The one myth I always find the most amusing about Van Gogh is the idea that he came out of nowhere, free of all influences and painting directly from his magical imagination and profoundly exuberant heart. Van Gogh loved the masters, from Rembrandt to Millet, taking pieces here and there and absorbing them into his own vision. Some people think that such influences diminish Van Gogh, but I see them as a strength—the coming to terms with the visions of others and overcoming them to use them for your own purposes. Van Gogh’s use of non-Western sources, such as the Japanese print, appears in the beautiful work Japonaiserie: Plum tree in Bloom (after Hiroshige) (above, from 1887). Many other contemporaries of Van Gogh produced similar Japonisme, but Van Gogh achieves a different sort of homage, taking the spirit of the original culture and seamlessly weaving it into the fabric of his own artistry. It makes me think of the great jazz artists and their ability to listen and learn while remaining true to themselves, even when breaking all the rules. Charlie Parker allegedly believed that you had to learn a song in every key, developing the ability to quote any tune at any time in any key that he used to great effect in his collage-like compositions. Louis Armstrong placed the mouthpiece on his lips incorrectly, leading to mouth problems later in life (which necessitated his “second” career as a vocalist) but also to the unique sound that gave birth to the virtuoso jazz soloist. Like Parker and Armstrong, Van Gogh learned art the “wrong” way, but from that “error” created something much greater than he could following any standard lesson plan.

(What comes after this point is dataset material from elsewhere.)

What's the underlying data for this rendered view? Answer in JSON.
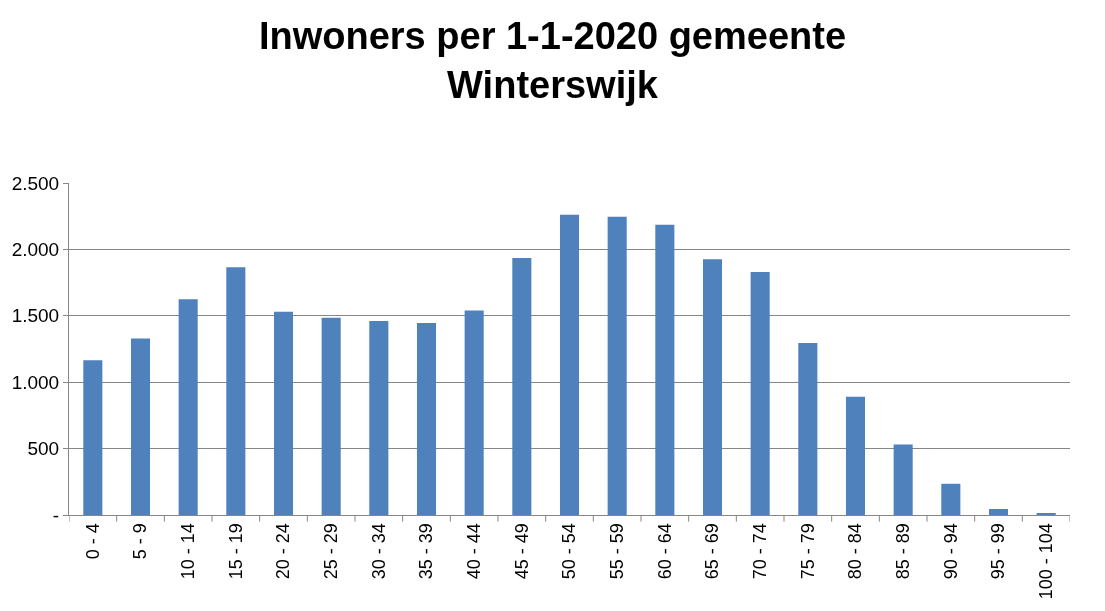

The other myth that I find amusing and befuddling about Van Gogh is the idea of him as a secular saint. Van Gogh famously disdained organized religion, but mainly out of his sense of social justice for the poor that the church no longer served. I’ve always seen Van Gogh not so much quitting religion as religion quitting Van Gogh. The obvious feeling of a work such as his Pietà (After Delacroix) (above, from 1889) comes not just from his admiration for Delacroix but also from a heartfelt identification with Christ as the Suffering Servant. Van Gogh recognized the godhood in each person, regardless of social class, including himself. The self-portraits often elevate him to the status of a deity, surrounded by the nimbus of brilliant color. Van Gogh elevates us as well, placing himself in the role of Everyman, just an ordinary man full of the same extraordinary soul found in each of us. Many of the portraits, of course, show the suffering Van Gogh, struggling to keep it all together. Beneath all the clutter of what we think we know about Van Gogh, it’s important to remember that he was a man who struggled, sometimes winning and sometimes losing, but always a man and not a myth.